Complicite: The Influence of Jacques Lecoq

Interview with Michael Fry

Michael Fry is the Deputy Director of East 15, University of Essex. He has worked as director and writer across the country including Liverpool Everyman, Nottingham Playhouse, the Young Vic and the Lyric Hammersmith. His adaptations of Tess of the d’UrbervillesEmma and The Great Gatsby have been performed throughout England and America.

Prior to East 15, he was Senior Lecturer in theatre at Coventry University and was Co-Artistic Director of NOT The National Theatre, for whom he directed Simon Gray’s Japes and April de Angelis’ Wild East.

Michael Fry’s chapter on Complicite in British Theatre Companies (1980 – 1994) focuses on the first fifteen years of the company.

Connections to the GCSE, AS and A level specifications

  • Social, cultural, political and historical context
  • Influence
  • Methods of creating, developing, rehearsing and performing
  • Theatrical style

PC: How did the training with Lecoq influence their work?

MF: Simon articulates that Lecoq was the biggest influence on Complicite in its initial years. Lecoq’s ideas on playfulness – le jeu – were very influential. Lecoq really forced his students to be spontaneous, he put them on the spot. Lecoq wouldn’t have said “be funny” but when they were spontaneous and forcing an audience to watch them they tended to go for comedy rather than pathos. Students that were contemporaries of Simon and Marcello say they were always the two that you watched at Lecoq because they were the funniest. I think they learnt their mutual sense of humour through Lecoq. Simon was a stand up but his performance level through Lecoq became more subtle and mature and much more reliant on the body than a stand up is.

PC: Why did they choose to base themselves in Britain after training in Paris?

MF: Probably because Simon and Annabel had connections here and they thought they would start to get money from the Arts Council. None of them were from France. Maybe inside they knew that their work was going to be satirising the British and therefore they needed to begin it in Britain. The British have the ability to laugh at themselves and enjoy being satirised. And I think they got that.

PC: In those early days do you think there was a drive and a need to be popular as that would allow them to continue making work?

MF: I don’t think so. Accessible maybe. I don’t think that they were consciously driven and ambitious enough to know what their endgame was. They are the company that least panders to what they think the audience wants to see or what the Arts Council wants to hear. Of all the companies they are not the least bit interested in doing what they’re supposed to be doing.

PC: How do Complicite find inspiration for their work then?

MF: Now in the last fifteen years or so I think it comes from Simon’s intellect and his huge and eclectic reading and huge and eclectic social circle. A lot of the ideas that he bases the material on comes from an idea suggested by a friend of his: You should read that – you should have a look at that. In the first fifteen years again it was usually Simon who had the inspiration but I think it was slightly less intellectual as such and more instinctive so the second show was responding to the death of his father.

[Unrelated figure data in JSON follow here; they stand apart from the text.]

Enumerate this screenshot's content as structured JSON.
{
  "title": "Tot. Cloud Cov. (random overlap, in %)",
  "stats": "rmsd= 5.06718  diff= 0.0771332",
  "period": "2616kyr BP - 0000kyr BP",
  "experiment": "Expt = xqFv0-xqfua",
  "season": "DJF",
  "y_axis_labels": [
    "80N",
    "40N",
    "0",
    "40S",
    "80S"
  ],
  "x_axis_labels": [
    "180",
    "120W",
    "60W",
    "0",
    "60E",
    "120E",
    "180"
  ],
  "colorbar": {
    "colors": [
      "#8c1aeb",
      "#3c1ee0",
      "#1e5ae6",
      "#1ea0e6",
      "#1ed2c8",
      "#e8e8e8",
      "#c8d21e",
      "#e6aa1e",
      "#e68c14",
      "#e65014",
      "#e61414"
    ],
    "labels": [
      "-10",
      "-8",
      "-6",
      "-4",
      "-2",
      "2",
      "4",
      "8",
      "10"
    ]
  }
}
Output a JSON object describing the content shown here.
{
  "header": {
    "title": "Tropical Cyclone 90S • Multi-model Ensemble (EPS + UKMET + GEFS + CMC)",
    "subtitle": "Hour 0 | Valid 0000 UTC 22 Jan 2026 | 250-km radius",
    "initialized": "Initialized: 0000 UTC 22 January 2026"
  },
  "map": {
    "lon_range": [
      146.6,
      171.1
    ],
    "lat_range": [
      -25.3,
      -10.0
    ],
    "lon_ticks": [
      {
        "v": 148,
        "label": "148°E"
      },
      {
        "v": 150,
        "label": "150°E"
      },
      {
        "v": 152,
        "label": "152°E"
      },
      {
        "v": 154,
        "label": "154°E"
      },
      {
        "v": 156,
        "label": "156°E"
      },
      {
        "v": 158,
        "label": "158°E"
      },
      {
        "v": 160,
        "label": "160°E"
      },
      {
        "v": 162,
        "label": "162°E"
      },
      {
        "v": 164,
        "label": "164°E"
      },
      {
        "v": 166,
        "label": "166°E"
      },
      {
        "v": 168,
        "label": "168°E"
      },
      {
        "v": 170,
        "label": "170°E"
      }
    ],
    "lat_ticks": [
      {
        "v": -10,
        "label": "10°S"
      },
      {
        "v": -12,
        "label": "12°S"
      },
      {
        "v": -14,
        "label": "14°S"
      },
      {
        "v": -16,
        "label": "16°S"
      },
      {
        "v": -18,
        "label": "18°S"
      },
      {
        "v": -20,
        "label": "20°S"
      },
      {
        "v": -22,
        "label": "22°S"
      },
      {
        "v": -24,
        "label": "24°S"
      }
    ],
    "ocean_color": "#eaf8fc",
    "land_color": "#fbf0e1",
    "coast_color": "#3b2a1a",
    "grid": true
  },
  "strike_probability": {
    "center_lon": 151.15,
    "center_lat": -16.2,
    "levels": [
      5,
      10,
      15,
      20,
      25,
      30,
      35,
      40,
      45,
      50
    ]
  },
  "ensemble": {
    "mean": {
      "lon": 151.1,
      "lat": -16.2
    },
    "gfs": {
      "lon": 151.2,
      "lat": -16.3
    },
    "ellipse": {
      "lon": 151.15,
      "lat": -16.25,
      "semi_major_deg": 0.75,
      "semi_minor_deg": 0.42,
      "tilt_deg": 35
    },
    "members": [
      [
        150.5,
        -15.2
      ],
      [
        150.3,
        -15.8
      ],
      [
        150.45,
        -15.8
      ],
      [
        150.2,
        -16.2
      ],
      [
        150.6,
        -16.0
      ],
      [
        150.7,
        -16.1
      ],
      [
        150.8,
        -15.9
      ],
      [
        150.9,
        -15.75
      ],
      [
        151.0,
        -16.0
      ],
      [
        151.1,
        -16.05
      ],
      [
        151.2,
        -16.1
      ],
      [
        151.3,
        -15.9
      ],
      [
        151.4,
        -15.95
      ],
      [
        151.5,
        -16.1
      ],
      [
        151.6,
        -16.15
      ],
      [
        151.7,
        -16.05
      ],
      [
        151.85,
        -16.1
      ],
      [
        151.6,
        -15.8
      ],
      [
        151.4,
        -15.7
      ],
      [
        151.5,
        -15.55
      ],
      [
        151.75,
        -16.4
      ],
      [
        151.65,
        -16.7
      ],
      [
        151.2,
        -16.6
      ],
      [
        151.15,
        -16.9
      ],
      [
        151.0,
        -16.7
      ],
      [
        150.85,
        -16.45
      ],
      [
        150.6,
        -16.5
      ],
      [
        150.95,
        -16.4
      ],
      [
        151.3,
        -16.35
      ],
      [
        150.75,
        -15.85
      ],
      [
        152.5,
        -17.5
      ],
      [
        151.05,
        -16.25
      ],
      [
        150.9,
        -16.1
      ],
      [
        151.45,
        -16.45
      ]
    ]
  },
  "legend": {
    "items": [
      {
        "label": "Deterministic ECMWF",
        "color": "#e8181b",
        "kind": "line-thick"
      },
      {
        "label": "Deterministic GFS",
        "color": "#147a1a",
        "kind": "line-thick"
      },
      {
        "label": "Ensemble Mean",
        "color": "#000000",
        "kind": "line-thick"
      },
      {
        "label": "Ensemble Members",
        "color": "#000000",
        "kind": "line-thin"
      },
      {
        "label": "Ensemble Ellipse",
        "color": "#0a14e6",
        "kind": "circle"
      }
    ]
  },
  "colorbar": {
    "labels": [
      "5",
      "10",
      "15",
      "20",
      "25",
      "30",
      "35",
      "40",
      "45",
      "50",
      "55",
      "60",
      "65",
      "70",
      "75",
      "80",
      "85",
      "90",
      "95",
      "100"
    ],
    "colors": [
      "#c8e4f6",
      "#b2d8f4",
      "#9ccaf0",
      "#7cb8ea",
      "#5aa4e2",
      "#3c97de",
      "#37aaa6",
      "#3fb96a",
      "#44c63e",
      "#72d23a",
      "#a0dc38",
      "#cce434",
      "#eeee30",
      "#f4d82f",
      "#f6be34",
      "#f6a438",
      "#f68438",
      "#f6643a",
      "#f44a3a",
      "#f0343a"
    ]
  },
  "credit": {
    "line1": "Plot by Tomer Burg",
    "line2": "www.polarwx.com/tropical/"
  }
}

PC: Did their early work have a distinctive style?

MF: All their applications to the Arts Council describe themselves as a ‘physical theatre group’ even at times ‘a mime group’. Their applications for the Arts Council were all about being like Trestle. You don’t see that same physicality in the productions today. They are much more intellectually driven than focused on physicality. Maybe because there are so many physical theatre companies and it can’t be taken any further.

PC: Would you describe their style as distinctiveness then? They set out to be different?

MF: I don’t think self-consciously. Simon is not self-consciously trying to be different and find the next thing. It is just how it works.

Summary

  • Lecoq’s ideas on playfulness – le jeu – were very influential for Complicite
  • Simon was a stand up but his performance level through Lecoq became more subtle and mature and much more reliant on the body than a stand up is.
  • They wanted to satirise Thatcher’s Britain and the British have the ability to laugh at themselves and enjoy being satirised.
  • They are the company that least panders to what they think the audience wants to see or what the Arts Council wants to hear.
  • The work comes from Simon’s intellect and his huge and eclectic reading and huge and eclectic social circle.